British Prime Minister Sir Keir Starmer announced on Monday a raft of tougher policies on immigration and promised to reduce the total number migrating to the UK.
Starmer, in his speech on Monday, acknowledged voters’ views on immigration and even used the slogan coined by campaigners who wanted the UK to leave the European Union in 2016.
He said the policies he announced, “will finally take back control of our borders and close the book on a squalid chapter for our politics, our economy, and our country.”
“‘Take back control.’ Everyone knows that slogan, and everyone knows what it meant on immigration, or at least that’s what people thought,” Starmer added.
In 2010, then Prime Minister David Cameron, a Conservative, pledged to cut annual net immigration to less than 100,000, but successive Tory governments failed to meet that target despite the Brexit referendum in 2016, in which immigration was clearly a key factor.
Starmer said: “Between 2019 and 2023, even as they were going round our country, telling people with a straight face that they would get immigration down, net migration quadrupled, until in 2023 it reached nearly one million.
“That’s about the population of Birmingham, our second largest city. That’s not control. It’s chaos.”
Starmer acknowledged that immigration was “part of Britain’s national story,” saying immigrants from the Caribbean and South Asia made a massive contribution to the progress of the UK after World War II.
“But when people come to our country, they should also commit to integration, to learning our language, and our system should actively distinguish between those that do and those that don’t,” he added.
‘Island of Strangers’
“Now, in a diverse nation like ours, and I celebrate that, these rules become even more important. Without them, we risk becoming an island of strangers, not a nation that walks forward together,” Starmer said.Among the concrete measures the UK has unveiled was an announcement by Home Secretary Yvette Cooper on Sunday to change the rules on work visas, which she said would reduce by around 50,000 the number of care workers and other semi-skilled immigrants coming to the UK over the next 12 months.
“Visa thresholds will be returned to degree level—boosting productivity, strengthening the UK economy and supporting growth.”
Immigration ‘Experiment Is Over’
“A One Nation experiment in open borders conducted on a country that voted for control. Well, no more. Today, this Labour Government is shutting down the lab. The experiment is over,” he added.During the question-and-answer session after his speech, he was asked if he could promise that net migration would fall every year from now on, and he replied, “I’m promising it will fall significantly, and I do want to get it down by the end of this Parliament [in 2029], significantly.”
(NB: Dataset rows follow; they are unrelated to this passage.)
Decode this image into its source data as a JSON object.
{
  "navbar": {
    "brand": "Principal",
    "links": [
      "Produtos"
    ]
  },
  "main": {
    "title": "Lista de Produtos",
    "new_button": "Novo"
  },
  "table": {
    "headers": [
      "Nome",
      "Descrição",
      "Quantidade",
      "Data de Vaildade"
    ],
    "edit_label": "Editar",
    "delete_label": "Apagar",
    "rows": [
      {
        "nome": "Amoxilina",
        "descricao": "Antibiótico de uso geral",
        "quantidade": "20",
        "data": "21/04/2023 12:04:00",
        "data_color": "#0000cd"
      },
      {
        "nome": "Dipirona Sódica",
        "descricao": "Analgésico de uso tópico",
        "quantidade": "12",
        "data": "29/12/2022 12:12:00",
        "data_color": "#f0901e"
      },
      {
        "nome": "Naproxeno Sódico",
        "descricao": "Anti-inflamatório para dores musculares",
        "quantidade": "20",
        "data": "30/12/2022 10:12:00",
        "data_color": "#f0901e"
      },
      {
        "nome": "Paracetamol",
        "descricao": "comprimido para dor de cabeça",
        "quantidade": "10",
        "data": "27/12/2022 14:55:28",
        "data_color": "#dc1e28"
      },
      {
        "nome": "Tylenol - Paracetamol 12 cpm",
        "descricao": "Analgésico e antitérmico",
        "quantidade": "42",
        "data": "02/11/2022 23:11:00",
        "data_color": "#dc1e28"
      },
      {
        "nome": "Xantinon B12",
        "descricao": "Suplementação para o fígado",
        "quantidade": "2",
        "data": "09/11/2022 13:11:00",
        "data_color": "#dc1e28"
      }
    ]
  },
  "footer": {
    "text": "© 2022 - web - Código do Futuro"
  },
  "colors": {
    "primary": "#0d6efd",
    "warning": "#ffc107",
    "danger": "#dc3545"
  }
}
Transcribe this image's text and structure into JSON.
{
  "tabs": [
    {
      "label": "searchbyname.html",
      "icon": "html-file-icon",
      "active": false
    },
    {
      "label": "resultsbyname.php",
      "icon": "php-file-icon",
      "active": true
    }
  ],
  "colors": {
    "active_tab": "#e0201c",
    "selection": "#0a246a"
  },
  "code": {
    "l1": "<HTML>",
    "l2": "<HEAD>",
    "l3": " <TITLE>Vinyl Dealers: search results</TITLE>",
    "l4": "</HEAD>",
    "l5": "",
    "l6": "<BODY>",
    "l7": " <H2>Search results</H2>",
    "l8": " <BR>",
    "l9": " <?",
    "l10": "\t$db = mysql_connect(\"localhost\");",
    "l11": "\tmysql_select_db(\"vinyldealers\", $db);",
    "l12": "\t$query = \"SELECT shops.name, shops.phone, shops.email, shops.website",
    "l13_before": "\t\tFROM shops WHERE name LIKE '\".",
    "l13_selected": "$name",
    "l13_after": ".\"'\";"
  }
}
Starmer was asked if he believed Britain needed to leave the European Convention on Human Rights (ECHR) in order to push through changes on immigration, to which he replied, “No, I don’t think that that is necessary.”
The leader of the Conservative Party, Kemi Badenoch, responded to Starmer’s speech by posting on X: “Keir Starmer once called all immigration laws racist. So why would anyone believe he actually wants to bring immigration down?
“When I proposed ending the automatic route to British citizenship and introducing a legally binding cap, the government laughed it off.
“Now—nine months into office and after voting against every serious attempt we’ve put forward to cut numbers—Starmer suddenly wants you to think he cares.”
The deputy leader of Reform UK, Richard Tice, told BBC Radio 4’s “Today” programme on Monday that Starmer has been “listening and learning from Reform.”
Tice said Starmer’s speech was just “warm words” and that “the real question is, will he actually deliver?”
He said, “There’s no target, no number that can be measured against, whereas we’ve got a clear target: net zero immigration.”